Este 8 de marzo de 2024, en el que el calendario laico obliga a muy concretas ocupaciones, amaneció con lluvia. Una lluvia fina, engañosa como la propia vida, esa que parece que te acaricia y en realidad te moja hasta empaparte. Andando por esas calles brillantes, limpias, puedes acercarte hasta el dintel de la iglesia de Santiago y comprobar que hay dos esquelas: la de una señora que ha llegado a los 105 años y otra, de una nonagenaria.

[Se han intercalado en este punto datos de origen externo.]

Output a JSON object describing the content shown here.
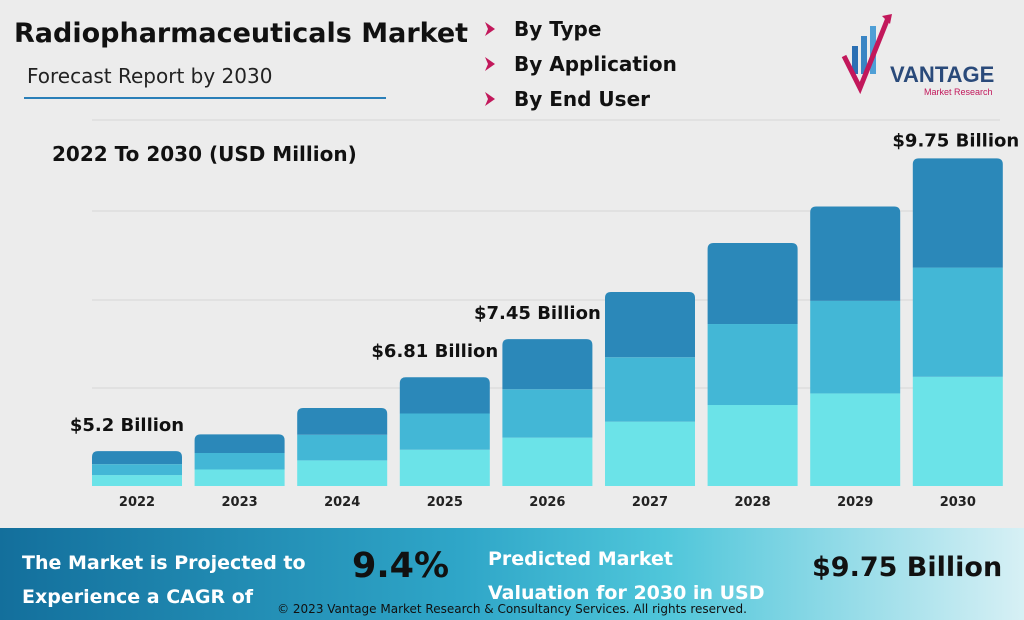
{
  "header": {
    "title": "Radiopharmaceuticals Market",
    "subtitle": "Forecast Report by 2030"
  },
  "segments": [
    {
      "label": "By Type",
      "icon": "chevron-right-icon"
    },
    {
      "label": "By Application",
      "icon": "chevron-right-icon"
    },
    {
      "label": "By End User",
      "icon": "chevron-right-icon"
    }
  ],
  "logo": {
    "name": "VANTAGE",
    "tagline": "Market Research"
  },
  "colors": {
    "accent": "#c2185b",
    "seg_bottom": "#6be3e8",
    "seg_middle": "#43b7d6",
    "seg_top": "#2b88b9"
  },
  "chart_data": {
    "type": "bar",
    "stacked": true,
    "title": "2022 To 2030 (USD Million)",
    "categories": [
      "2022",
      "2023",
      "2024",
      "2025",
      "2026",
      "2027",
      "2028",
      "2029",
      "2030"
    ],
    "series": [
      {
        "values": [
          0.84,
          1.27,
          1.97,
          2.79,
          3.72,
          4.95,
          6.23,
          7.12,
          8.4
        ]
      },
      {
        "values": [
          0.84,
          1.27,
          1.97,
          2.79,
          3.72,
          4.95,
          6.23,
          7.12,
          8.4
        ]
      },
      {
        "values": [
          1.0,
          1.43,
          2.06,
          2.79,
          3.86,
          5.02,
          6.23,
          7.26,
          8.4
        ]
      }
    ],
    "totals": [
      2.68,
      3.97,
      6.0,
      8.37,
      11.3,
      14.92,
      18.69,
      21.5,
      25.2
    ],
    "annotations": [
      {
        "category": "2022",
        "label": "$5.2 Billion"
      },
      {
        "category": "2025",
        "label": "$6.81 Billion"
      },
      {
        "category": "2026",
        "label": "$7.45 Billion"
      },
      {
        "category": "2030",
        "label": "$9.75 Billion"
      }
    ],
    "grid": true
  },
  "footer": {
    "cagr_text_line1": "The Market is Projected to",
    "cagr_text_line2": "Experience a CAGR of",
    "cagr_value": "9.4%",
    "valuation_text_line1": "Predicted Market",
    "valuation_text_line2": "Valuation for 2030 in USD",
    "valuation_value": "$9.75 Billion",
    "copyright": "© 2023 Vantage Market Research & Consultancy Services. All rights reserved."
  }
}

Las esquelas son un producto cada vez más extraño, casi estrambótico en un mundo como el de hoy, en el que las muertes se comunican por WhatsApp y las muestras de duelo se comparten en Facebook. Antonio Marqueta Tous, miembro de la Cofradía de la Pasión del Señor, con sede en esa parroquia, ya no está allí, como tampoco en la pequeña terraza del «Bar Río», sentado en un taburete, recostado levemente contra la pared y fumando el enésimo cigarrillo. No está, porque acaba de morir.
Marqueta, a sus 62, ha caído por un cáncer y por lo inevitable del destino que a todos nos iguala, que es terminar saliendo de esta colosal obra de teatro que es la vida, a veces comedia, algunas un puro drama, casi siempre una anécdota cósmica que nos empeñamos en convertir en categoría cada uno desde nuestro propio aliento.
A Antonio las décadas le fueron pasando y pesando como a cualquiera de nosotros, que ahí no caben engaños. Nos distinguimos por los matices, las arrugas, los kilos, los recuerdos y poco más. Asomado al balcón de la muerte es cuando más fuerte gritan esos chavales que jugaban al fútbol en un minúsculo campo de tierra en los Maristas, mientras las cigüeñas se esforzaban en llamar la atención con su crotoreo y ninguno reparábamos en ellas. A pocos metros, aquel potro de torturas llamado espalderas, bajo un techado de plástico verde. Arriba, «El Oso» y sus clases de francés.
Más de medio siglo ha pasado ya de aquello hasta que nos hemos encontrado con esto: la noticia de tu muerte, mala nueva del camarero en uno de esos bares que frecuentabas y desde los que ahora se te añorará.
Disculparás, Antonio, que a la hora del obituario hablemos casi menos de ti que de nosotros, los que nos quedamos guardándote la ausencia. Tú acogerías el planteamiento con esa sonrisa abierta, un tanto desengañada, de quien estaba acostumbrado a decir su verdad sin ambages y ante cualquiera.
Para Guadalajara, Marqueta sigue siendo la tienda de tu padre y de tu tío, en la Cuesta del Reloj. Tu anduviste luego otros caminos comerciales, pues de la historia no se come. La penúltima estación fueron tus largas jornadas en el local de la plaza de la Virgen de la Antigua. De allí salió la grasa de caballo (cara, pero buena) que aún está en aquel cajón o el hule (caro, pero bueno) a prueba de inclemencias, de la mesa del jardín. Y allí quedaron largas conversaciones con quien cuadrara: de lo divino, que es por donde ahora andas, y de lo humano, que es en lo que nos has dejado.
Humano, sí, terriblemente humano, ese Antonio Marqueta que era uno de los nuestros, tan único como cualquiera de nosotros, que vivió lo que pudo y como pudo hasta llegar a la muerte.
Descansa en paz, amigo, vecino y compañero.